In 2008, outsourcing and managed services will reach a tipping point and there will be accelerated change and innovation, as more providers step up their activity around new delivery models, according to analyst firm Gartner.
Gartner believes this will occur around infrastructure, application and business process offerings, but there will also be a move towards software-as-a-service - driven by leading vendors such as Microsoft and SAP.
Ireland is a country of small to medium enterprises (SMEs), where a full-blown outsourcing contract - like the HP and Bank of Ireland deal - was always going to be the exception rather than the rule.
The evolution of selective outsourcing could, however, shake up a fast-growing segment, where more and more players have come to market with a managed service proposition.

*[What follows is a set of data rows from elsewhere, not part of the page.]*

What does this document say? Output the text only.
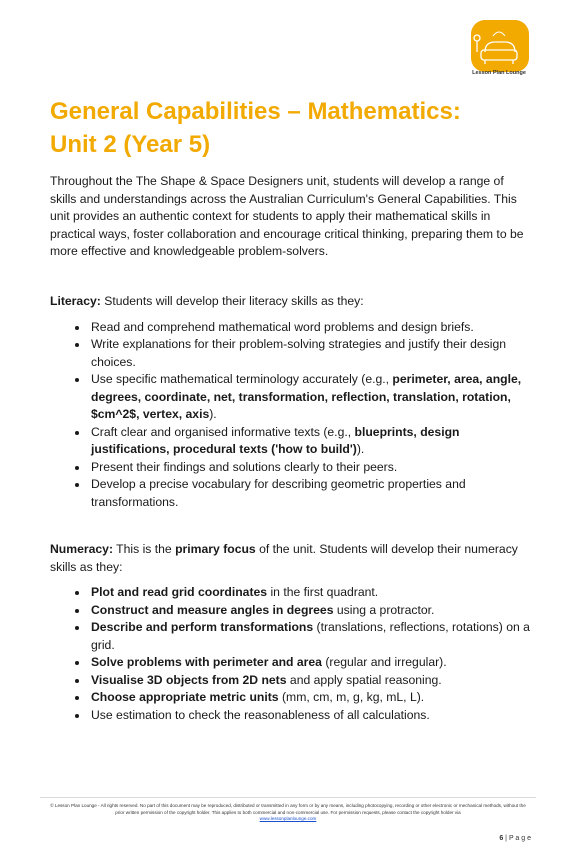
Lesson Plan Lounge
General Capabilities – Mathematics:
Unit 2 (Year 5)

Throughout the The Shape & Space Designers unit, students will develop a range of skills and understandings across the Australian Curriculum's General Capabilities. This unit provides an authentic context for students to apply their mathematical skills in practical ways, foster collaboration and encourage critical thinking, preparing them to be more effective and knowledgeable problem-solvers.

Literacy: Students will develop their literacy skills as they:

• Read and comprehend mathematical word problems and design briefs.
• Write explanations for their problem-solving strategies and justify their design choices.
• Use specific mathematical terminology accurately (e.g., perimeter, area, angle, degrees, coordinate, net, transformation, reflection, translation, rotation, $cm^2$, vertex, axis).
• Craft clear and organised informative texts (e.g., blueprints, design justifications, procedural texts ('how to build')).
• Present their findings and solutions clearly to their peers.
• Develop a precise vocabulary for describing geometric properties and transformations.

Numeracy: This is the primary focus of the unit. Students will develop their numeracy skills as they:

• Plot and read grid coordinates in the first quadrant.
• Construct and measure angles in degrees using a protractor.
• Describe and perform transformations (translations, reflections, rotations) on a grid.
• Solve problems with perimeter and area (regular and irregular).
• Visualise 3D objects from 2D nets and apply spatial reasoning.
• Choose appropriate metric units (mm, cm, m, g, kg, mL, L).
• Use estimation to check the reasonableness of all calculations.
© Lesson Plan Lounge - All rights reserved. No part of this document may be reproduced, distributed or transmitted in any form or by any means, including photocopying, recording or other electronic or mechanical methods, without the prior written permission of the copyright holder. This applies to both commercial and non-commercial use. For permission requests, please contact the copyright holder via
www.lessonplanlounge.com
6 | P a g e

For the customers - small and medium-sized organisations upwards - more competition and improved delivery will reinforce the growing confidence they have for entrusting the information and communication technology (ICT) parts of their business to a third-party.
The model has evolved around classic functions, such as the service desk, remote monitoring and infrastructure and application management.
These managed services have helped organisations tighten their control on in-house ICT resources, letting them concentrate on their core business, while leveraging best-of-breed technology skills and competencies from outside firms.
If Gartner's prediction holds fast, an ability to differentiate the managed service offering will become crucial for Irish providers. At Ergo, an IT services company that first dipped its toe in managed services a decade ago, the business is based around infrastructure, networks, applications and business process outsource development.
John Purdy, managing director, Ergo, acknowledges there is more competition, but points out that it isn't necessarily good for the customer. “The space has become more crowded with people driving the costs down and the value out of it,” he said.
“The IT industry is its own worst enemy; everything is driven down to a commodity level, which is a dangerous place to be when you are trying to deliver service-centric solutions.”
Keen to distance his company from what he describes as “pure tin providers'‘ - who see managed services as an opportunity without necessarily having the skills to deliver what is required - Purdy was clear on how Ergo differentiates.
“In order to deliver serious managed service and outsourcing benefits, there has to be a different business approach. It's not about providing kit; our people go in and they understand the business needs of the client. Business analysis and scoping is critical.”
An engagement should be a partnership relationship, according to Purdy, established to change behavioural habits and the way processes work.